Welche Lehren sollten die UN aus der Pandemie ziehen?

Als DGVN haben wird dazu einen eigenen Debattenblog ­eingerichtet. Darin geht es auch darum, was die WHO besser machen könnte – zum Beispiel schneller oder klarer in der Kommunikation sein. Durch die Pandemie ist auch offensichtlich ­geworden, dass der Sicherheitsrat in einer sehr schwierigen ­Situation ist. Er hat den Vorschlag des Generalsekretärs zu einem globalen Waffenstillstand lange nicht aufgenommen. Erst Anfang Juli kam eine Resolution, die alle auffordert, eine Waffenruhe einzuhalten. Das muss schneller gehen.

Wieviel ist so eine Resolution denn in der Realität wert?

Eine Resolution wird nicht direkt alle dazu bringen, die Waffen niederzulegen. Aber sie kann einen Prozess in Gang bringen, der dazu führt, dass Staaten überzeugt werden, die nächsten Schritte zu tun. Wenn eine gemeinsame Formulierung gefunden ist, können sich alle darauf beziehen und bei Verstößen sagen: "Du hast zugestimmt, also verhalte dich entsprechend."

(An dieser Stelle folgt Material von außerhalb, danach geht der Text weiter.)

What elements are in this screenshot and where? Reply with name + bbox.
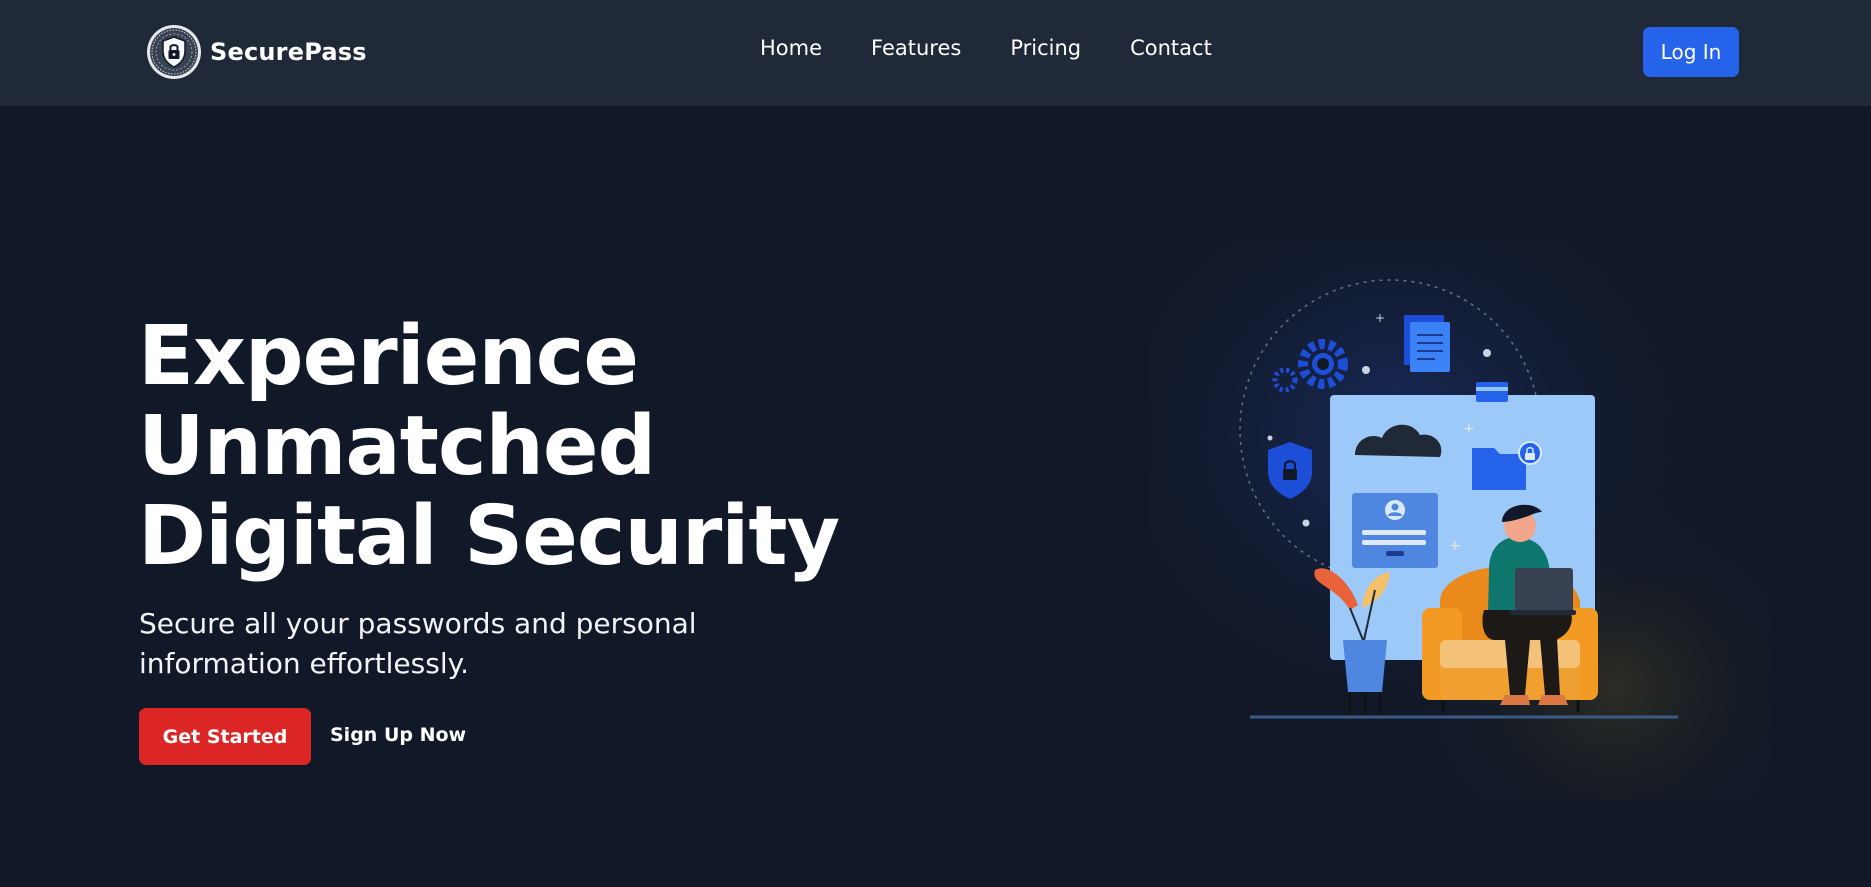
laptop-icon <box>1515 568 1573 612</box>
nav-link-features[interactable]: Features <box>871 36 961 60</box>
nav-item-features: Features <box>871 36 961 60</box>
brand-link[interactable]: SecurePass <box>146 24 367 80</box>
svg-text:+: + <box>1463 421 1475 437</box>
nav-item-home: Home <box>760 36 822 60</box>
nav-item-pricing: Pricing <box>1010 36 1081 60</box>
hero-title: Experience Unmatched Digital Security <box>138 312 898 582</box>
hero-title-line: Digital Security <box>138 489 840 584</box>
folder-icon <box>1472 448 1526 490</box>
sign-up-link[interactable]: Sign Up Now <box>330 724 466 746</box>
hero-subtitle: Secure all your passwords and personal i… <box>139 607 697 680</box>
navbar: SecurePass Home Features Pricing Contact… <box>0 0 1871 106</box>
shield-lock-icon <box>147 25 201 79</box>
main-nav: Home Features Pricing Contact <box>760 36 1212 60</box>
svg-text:+: + <box>1375 311 1385 325</box>
svg-text:+: + <box>1449 538 1461 554</box>
nav-link-contact[interactable]: Contact <box>1130 36 1212 60</box>
hero-title-line: Unmatched <box>138 399 656 494</box>
hero-title-line: Experience <box>138 309 639 404</box>
hero-illustration: + + + <box>1150 240 1770 800</box>
brand-name: SecurePass <box>210 38 367 66</box>
nav-link-home[interactable]: Home <box>760 36 822 60</box>
credit-card-icon <box>1476 382 1508 402</box>
nav-link-pricing[interactable]: Pricing <box>1010 36 1081 60</box>
get-started-button[interactable]: Get Started <box>139 708 311 765</box>
login-button[interactable]: Log In <box>1643 27 1739 77</box>
nav-item-contact: Contact <box>1130 36 1212 60</box>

Ein anderes Beispiel, wo die UN machtlos wirken, ist Hongkong, wo China die freiheitliche Gesellschaft unterdrückt.

Ich würde mir wünschen, dass der Generalsekretär in Sachen Hongkong ein klares Wort spricht. China ist grundsätzlich ein schwieriger Partner in Bezug auf Menschenrechte – um es freundlich auszudrücken. Das Land arbeitet auf verschiedenen Ebenen gegen die Idee der Menschenrechte als Teil der Vereinten Nationen. Das ist ein Problem, weil Multilateralismus ohne Menschenrechte schlichtweg undenkbar ist. Dem müssen sich der Generalsekretär und alle Mitgliedsstaaten, die den Multi­lateralismus hochhalten, mit Worten und Taten entgegenstellen, mit Resolutionen, mit Zugängen, die verweigert werden, mit ­Finanzen, die gestrichen werden.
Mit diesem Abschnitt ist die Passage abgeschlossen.